News sources publish stories about immigration daily, yet immigration reform has stalled in Congress just months before the 2014 midterm election. What do Americans currently want from immigration reform? PRRI’s newest survey seeks to answer that very question. In fact, “What Americans Want from Immigration Reform in 2014” highlights consistent majority support for immigration reform that includes a path to citizenship. At present, 62% of Americans favor providing a way for immigrants who are currently living in the United States illegally to become citizens as long as they meet certain requirements, while 17% support allowing them to become permanent legal residents but not citizens, and roughly 1-in-5 (19%) favor a policy that would identify and deport all immigrants living in the United States illegally. Current support for a path to citizenship is nearly identical to where it was one year ago (March 2013) when 63% of the public expressed support for a path to citizenship for immigrants who are living in the United States illegally.

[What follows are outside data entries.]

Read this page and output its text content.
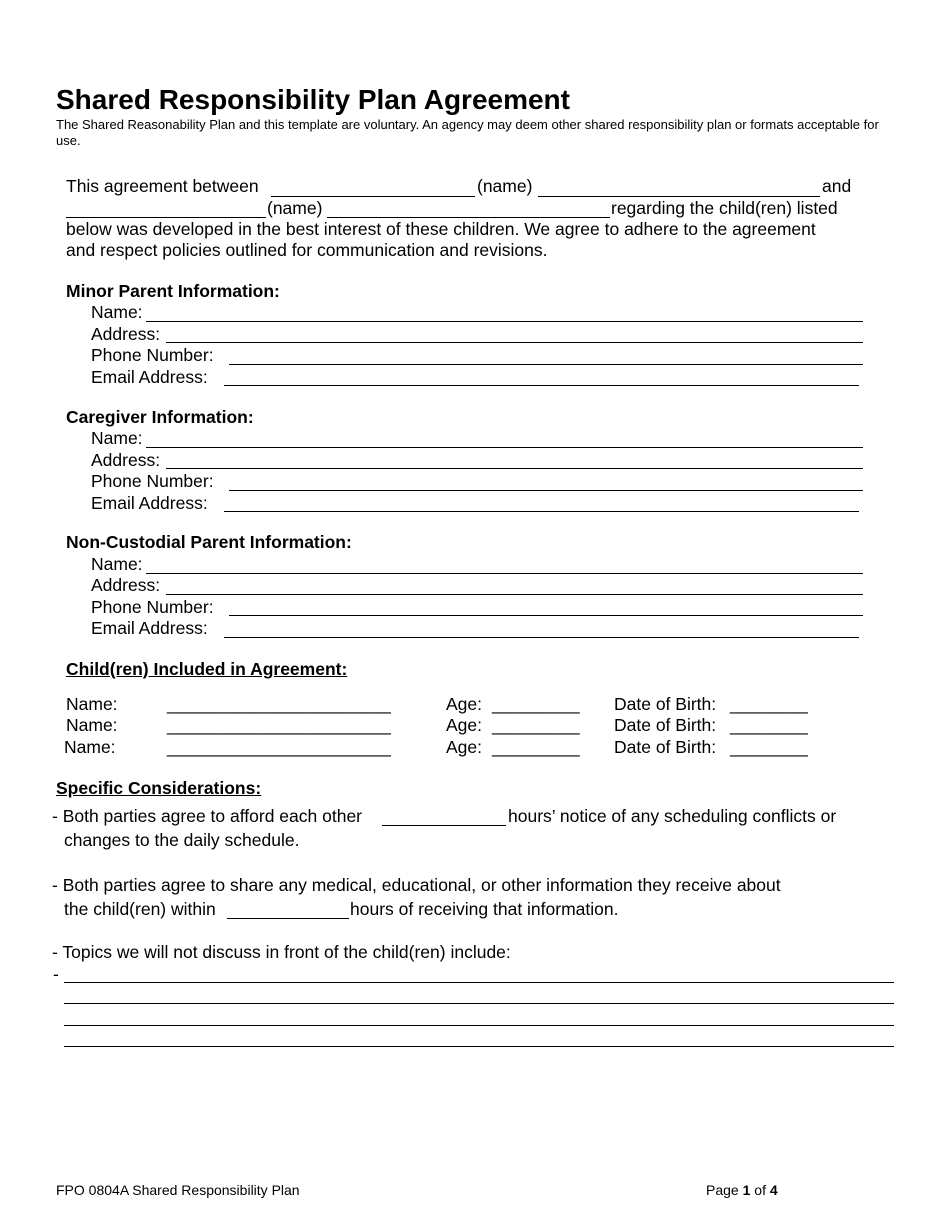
Shared Responsibility Plan Agreement
The Shared Reasonability Plan and this template are voluntary. An agency may deem other shared responsibility plan or formats acceptable for use.
This agreement between	(name)	and
(name)	regarding the child(ren) listed
below was developed in the best interest of these children. We agree to adhere to the agreement
and respect policies outlined for communication and revisions.
Minor Parent Information:
Name:
Address:
Phone Number:
Email Address:
Caregiver Information:
Name:
Address:
Phone Number:
Email Address:
Non-Custodial Parent Information:
Name:
Address:
Phone Number:
Email Address:
Child(ren) Included in Agreement:
Name:	_______________________	Age: _________ Date of Birth: ________
Name:	_______________________	Age: _________ Date of Birth: ________
Name:	_______________________	Age: _________ Date of Birth: ________
Specific Considerations:
- Both parties agree to afford each other	hours’ notice of any scheduling conflicts or
changes to the daily schedule.
- Both parties agree to share any medical, educational, or other information they receive about
the child(ren) within	hours of receiving that information.
- Topics we will not discuss in front of the child(ren) include:
-
FPO 0804A Shared Responsibility Plan	Page 1 of 4
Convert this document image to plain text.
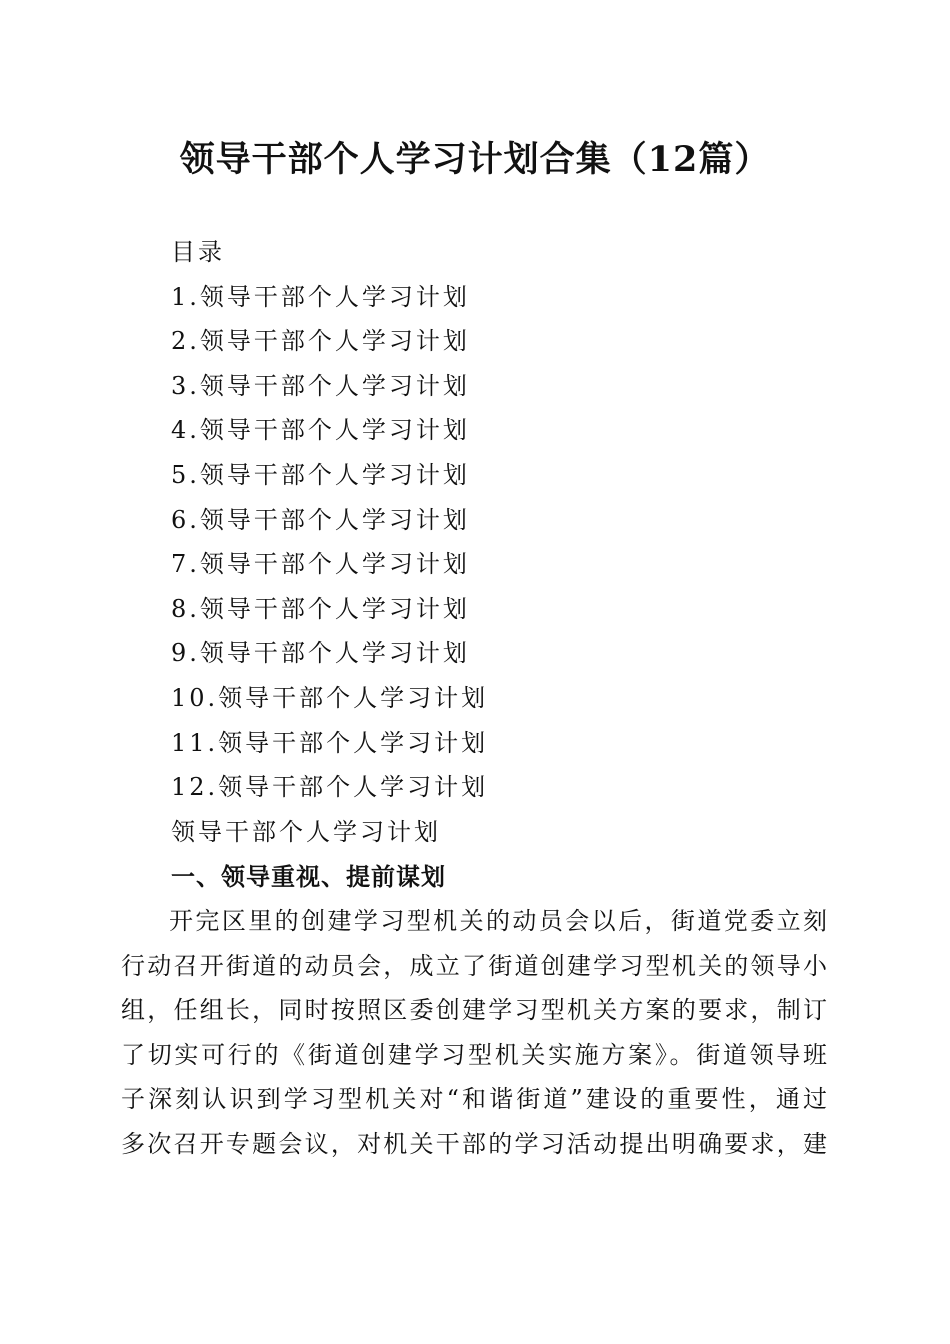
领导干部个人学习计划合集（12篇）
目录
1.领导干部个人学习计划
2.领导干部个人学习计划
3.领导干部个人学习计划
4.领导干部个人学习计划
5.领导干部个人学习计划
6.领导干部个人学习计划
7.领导干部个人学习计划
8.领导干部个人学习计划
9.领导干部个人学习计划
10.领导干部个人学习计划
11.领导干部个人学习计划
12.领导干部个人学习计划
领导干部个人学习计划
一、领导重视、提前谋划
开完区里的创建学习型机关的动员会以后，街道党委立刻
行动召开街道的动员会，成立了街道创建学习型机关的领导小
组，任组长，同时按照区委创建学习型机关方案的要求，制订
了切实可行的《街道创建学习型机关实施方案》。街道领导班
子深刻认识到学习型机关对“和谐街道”建设的重要性，通过
多次召开专题会议，对机关干部的学习活动提出明确要求，建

Immigration reform has cross-partisan appeal with majorities of Democrats, independents and Republicans expressing support for a policy that includes a pathway to citizenship, although there are significant differences in the intensity of support. A majority of Democrats (70%), independents (61%), and Republicans (51%) continue to favor a path to citizenship for immigrants living in the country illegally. Remarkably, Republicans are roughly three-times more likely than Democrats to favor identifying and deporting all immigrants living in the U.S. illegally (30% vs. 11%). Americans who identify with the Tea Party movement stand out for their lack of support. Less than 4-in-10 (37%) Americans who are part of the Tea Party movement favor allowing immigrants living in the U.S. illegally to become U.S. citizens, while 23% favor allowing them to become permanent legal residents but not citizens; notably, 37% favor a policy that would identify and deport all immigrants in the U.S. illegally.

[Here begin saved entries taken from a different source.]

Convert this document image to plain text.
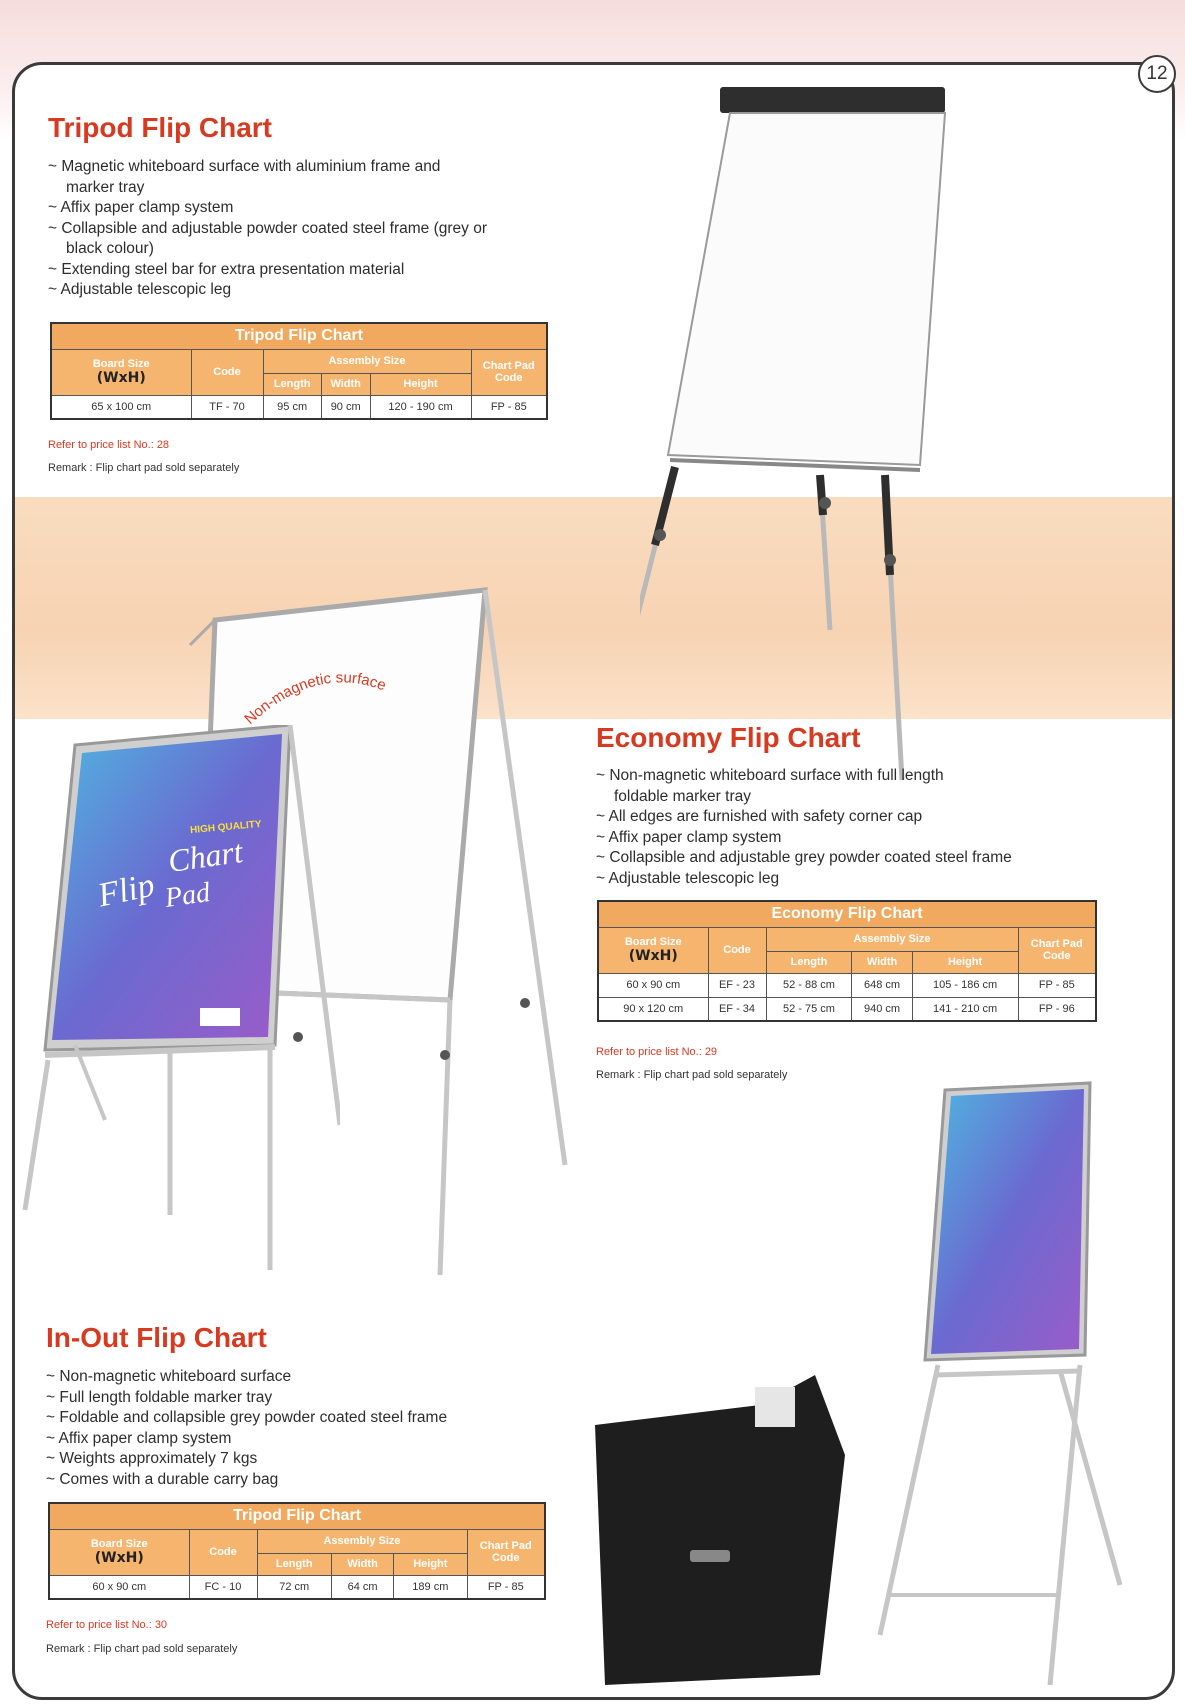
12
HIGH QUALITY
Flip
Chart
Pad
Non-magnetic surface
Tripod Flip Chart
~ Magnetic whiteboard surface with aluminium frame and marker tray
~ Affix paper clamp system
~ Collapsible and adjustable powder coated steel frame (grey or black colour)
~ Extending steel bar for extra presentation material
~ Adjustable telescopic leg
Tripod Flip Chart					
Board Size
(WxH)	Code	Assembly Size			Chart Pad Code
		Length	Width	Height	
65 x 100 cm	TF - 70	95 cm	90 cm	120 - 190 cm	FP - 85
Refer to price list No.: 28
Remark : Flip chart pad sold separately
Economy Flip Chart
~ Non-magnetic whiteboard surface with full length foldable marker tray
~ All edges are furnished with safety corner cap
~ Affix paper clamp system
~ Collapsible and adjustable grey powder coated steel frame
~ Adjustable telescopic leg
Economy Flip Chart					
Board Size
(WxH)	Code	Assembly Size			Chart Pad Code
		Length	Width	Height	
60 x 90 cm	EF - 23	52 - 88 cm	648 cm	105 - 186 cm	FP - 85
90 x 120 cm	EF - 34	52 - 75 cm	940 cm	141 - 210 cm	FP - 96
Refer to price list No.: 29
Remark : Flip chart pad sold separately
In-Out Flip Chart
~ Non-magnetic whiteboard surface
~ Full length foldable marker tray
~ Foldable and collapsible grey powder coated steel frame
~ Affix paper clamp system
~ Weights approximately 7 kgs
~ Comes with a durable carry bag
Tripod Flip Chart					
Board Size
(WxH)	Code	Assembly Size			Chart Pad Code
		Length	Width	Height	
60 x 90 cm	FC - 10	72 cm	64 cm	189 cm	FP - 85
Refer to price list No.: 30
Remark : Flip chart pad sold separately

Majorities of all religious groups, with the exception of white evangelical Protestants, support a path to citizenship, including roughly 6-in-10 white mainline Protestants (58%), minority Protestants (62%) and Catholics (63%), and more than two-thirds (68%) of religiously unaffiliated Americans. Among white evangelical Protestants, nearly half (48%) also favor allowing immigrants living in the U.S. illegally an opportunity to become citizens provided they meet certain requirements, while 18% favor allowing them to become permanent citizens, but not citizens. Nearly one-third (31%) of all white evangelical Protestants say immigrants living in the U.S. illegally should be identified and deported.